George Monbiot writes: In the documentary series which finished on Friday evening, the heiress Tamara Ecclestone set out to prove that she isn’t “a pointless, quite spoilt, really stupid, vacuous, empty human being”. This endeavour was not wholly successful. Channel 5 showed her supervising the refurbishment of her £45m home in London, in which she commissioned a £1m bathtub carved from Mexican crystal, an underground swimming pool complex, her own nightclub, a lift for her Ferrari, a bowling alley with crystal-studded balls and a spa and massage parlour for her five dogs, to save her the trouble of taking them to Harrods to have their hair sprayed and their nails painted. But there was something the series didn’t tell us: how much of this you helped to pay for.

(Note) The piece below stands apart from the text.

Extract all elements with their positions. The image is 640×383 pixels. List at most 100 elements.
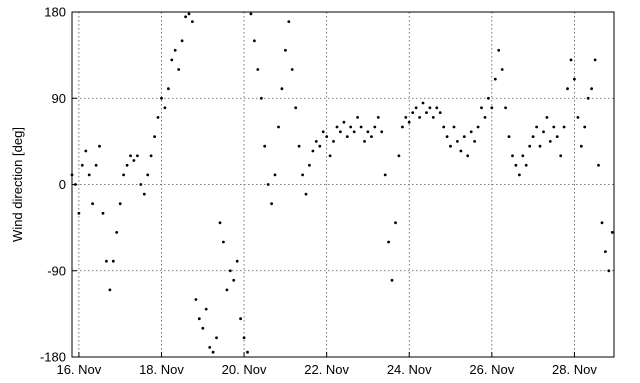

In court a fortnight ago, her father, the Formula One boss Bernie Ecclestone, revealed that the fact his family’s offshore trust, Bambino Holdings, was controlled by his ex-wife rather than himself could have saved him “in excess of £2bn” in tax. The name suggests that the trust could have something to do with supporting his daughter’s attempt to follow the teachings of St Francis of Assisi.
Ecclestone has also been adept at making use of the corporate welfare state: the transfer by the government of wealth and power from the rest of us to the 1%. After the mogul made a donation to Labour’s election fund, Tony Blair demanded that F1 be exempted from the European Union’s ban on tobacco sponsorship. The government built a new dual carriageway to the F1 racetrack at Silverstone.
In other countries his business has received massive state subsidies. Russia, for example, has recently agreed to build a circuit for Ecclestone to race his cars, and then charge itself $280m for the privilege of letting him use it. Working in India in 2004, I came across the leaked minutes of a cabinet meeting in which the consultancy McKinsey insisted that the desperately poor state of Andhra Pradesh – where millions die of preventable diseases – cough up between £50m and £75m a year to support F1. The minutes also revealed that the state’s chief minister had lobbied the prime minister of India to exempt Ecclestone’s business from the national ban on tobacco advertising.
Socialism for the rich, capitalism for the poor: that is how our economies work. Those at the bottom are subject to the rigours of the free market. Those at the top are as pampered and protected as Tamara Ecclestone’s dogs.